The CoolClock WordPress plugin before version 4.3.5 contains a stored Cross-Site Scripting (XSS) vulnerability identified as CVE-2021-24670. The vulnerability was discovered by researcher apple502j and publicly disclosed on August 30, 2021. The security issue affects the plugin's shortcode functionality, specifically impacting WordPress installations running CoolClock versions prior to 4.3.5 (WPScan).

The vulnerability stems from improper escaping of shortcode attributes in the CoolClock plugin. The issue has been assigned CWE-79 (Improper Neutralization of Input During Web Page Generation) and received a CVSS v3.1 base score of 5.4 (Medium) with the vector string CVSS:3.1/AV:N/AC:L/PR:L/UI:R/S:C/C:L/I:L/A:N. The technical assessment indicates that the vulnerability requires low attack complexity but does need user interaction to be exploited (NVD).
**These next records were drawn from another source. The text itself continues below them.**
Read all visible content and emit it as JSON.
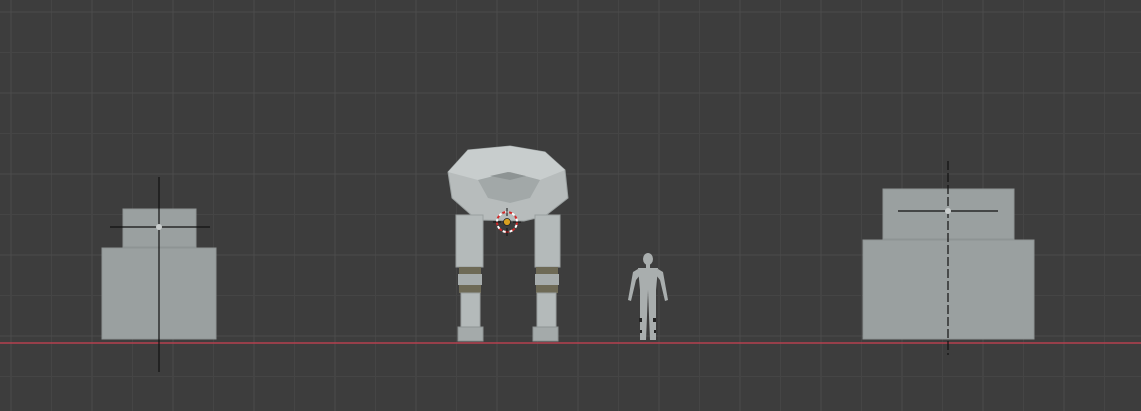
{
  "viewport": {
    "background": "#3d3d3d",
    "grid_minor_color": "#454545",
    "grid_major_color": "#4c4c4c",
    "ground_axis_color": "#b5404e",
    "object_color": "#9aa0a0",
    "object_highlight": "#b4baba",
    "crosshair_color": "#111111",
    "knee_band_color": "#6e6a56"
  },
  "scene": {
    "objects": [
      {
        "name": "left-prop-object",
        "kind": "block-prop"
      },
      {
        "name": "mech-walker-object",
        "kind": "mech-walker"
      },
      {
        "name": "human-reference-object",
        "kind": "human-figure"
      },
      {
        "name": "right-prop-object",
        "kind": "block-prop"
      }
    ],
    "cursor_3d": {
      "name": "3d-cursor",
      "colors": [
        "#d12b2b",
        "#ffffff"
      ]
    }
  }
}
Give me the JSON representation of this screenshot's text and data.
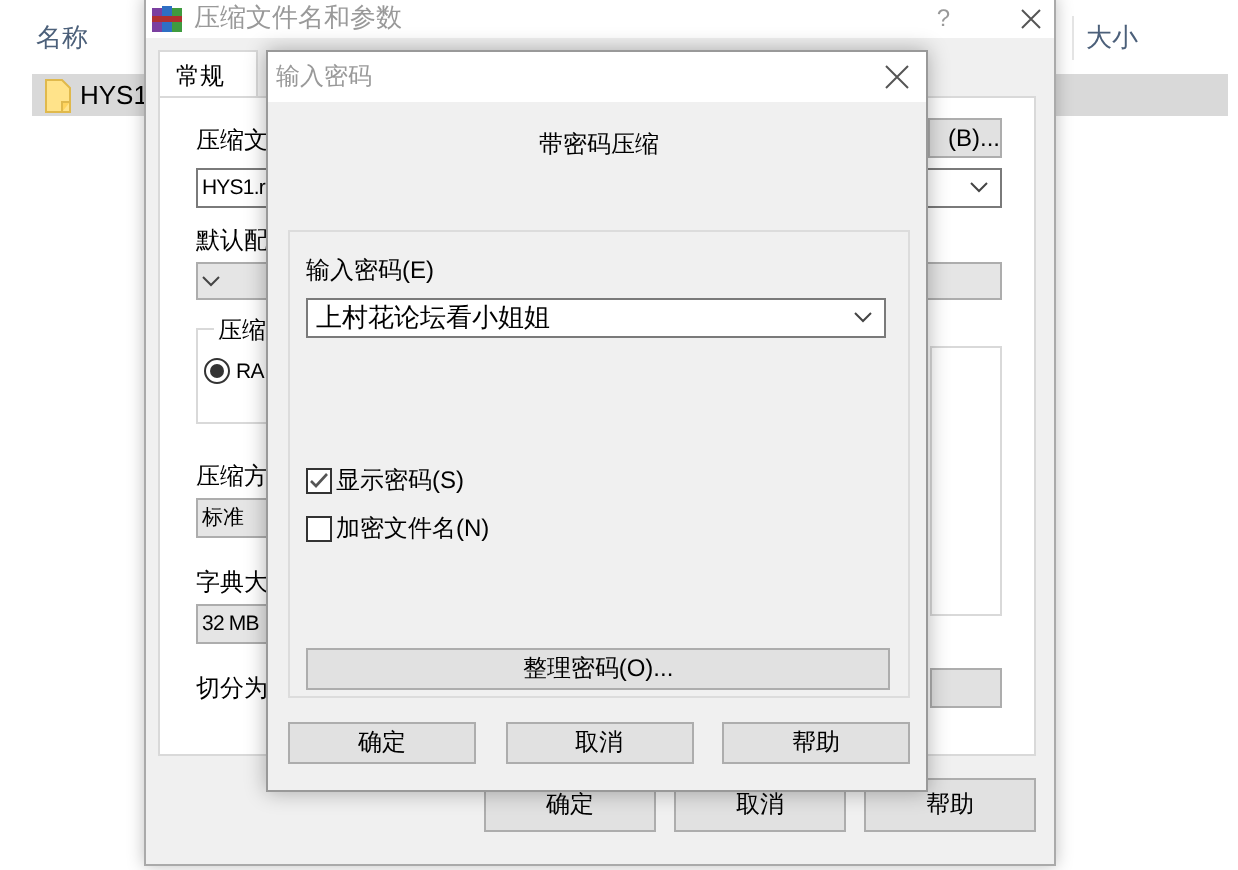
{
  "explorer": {
    "columns": [
      {
        "label": "名称"
      },
      {
        "label": "大小"
      }
    ],
    "rows": [
      {
        "name": "HYS1",
        "selected": true
      }
    ]
  },
  "archive_dialog": {
    "title": "压缩文件名和参数",
    "help": "?",
    "tabs": [
      {
        "label": "常规",
        "selected": true
      }
    ],
    "archive_label": "压缩文",
    "browse_button": "(B)...",
    "archive_name": "HYS1.r",
    "profile_label": "默认配",
    "format_group": {
      "label": "压缩",
      "options": [
        {
          "label": "RA",
          "selected": true
        }
      ]
    },
    "method_label": "压缩方",
    "method_value": "标准",
    "dictionary_label": "字典大",
    "dictionary_value": "32 MB",
    "split_label": "切分为",
    "buttons": [
      "确定",
      "取消",
      "帮助"
    ]
  },
  "password_dialog": {
    "title": "输入密码",
    "heading": "带密码压缩",
    "password_label": "输入密码(E)",
    "password_value": "上村花论坛看小姐姐",
    "checkboxes": [
      {
        "label": "显示密码(S)",
        "checked": true
      },
      {
        "label": "加密文件名(N)",
        "checked": false
      }
    ],
    "organize_button": "整理密码(O)...",
    "buttons": [
      "确定",
      "取消",
      "帮助"
    ]
  }
}
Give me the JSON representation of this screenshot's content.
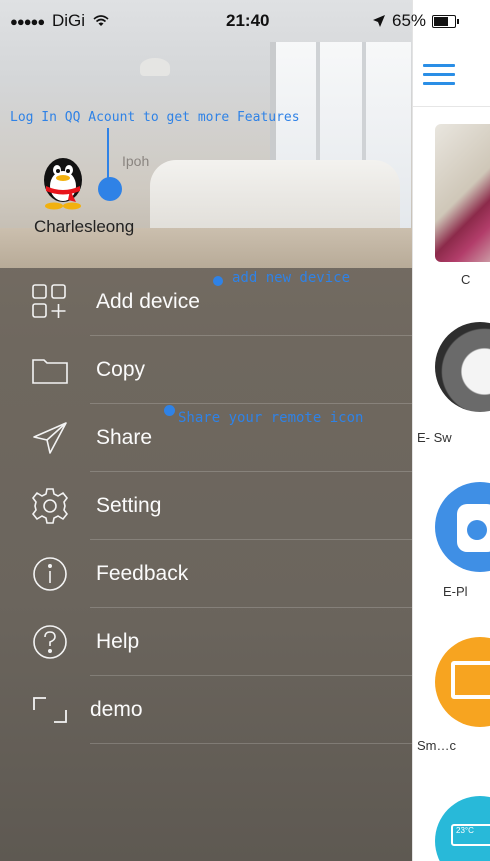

The vulnerability allows users with a role as low as Contributor to perform Stored Cross-Site Scripting attacks. When successfully exploited, attackers can inject and execute arbitrary JavaScript code in the context of other users' browsers who view the affected pages (WPScan).

The vulnerability has been fixed in CoolClock version 4.3.5. Website administrators running affected versions should update to version 4.3.5 or later to mitigate this security risk (WPScan).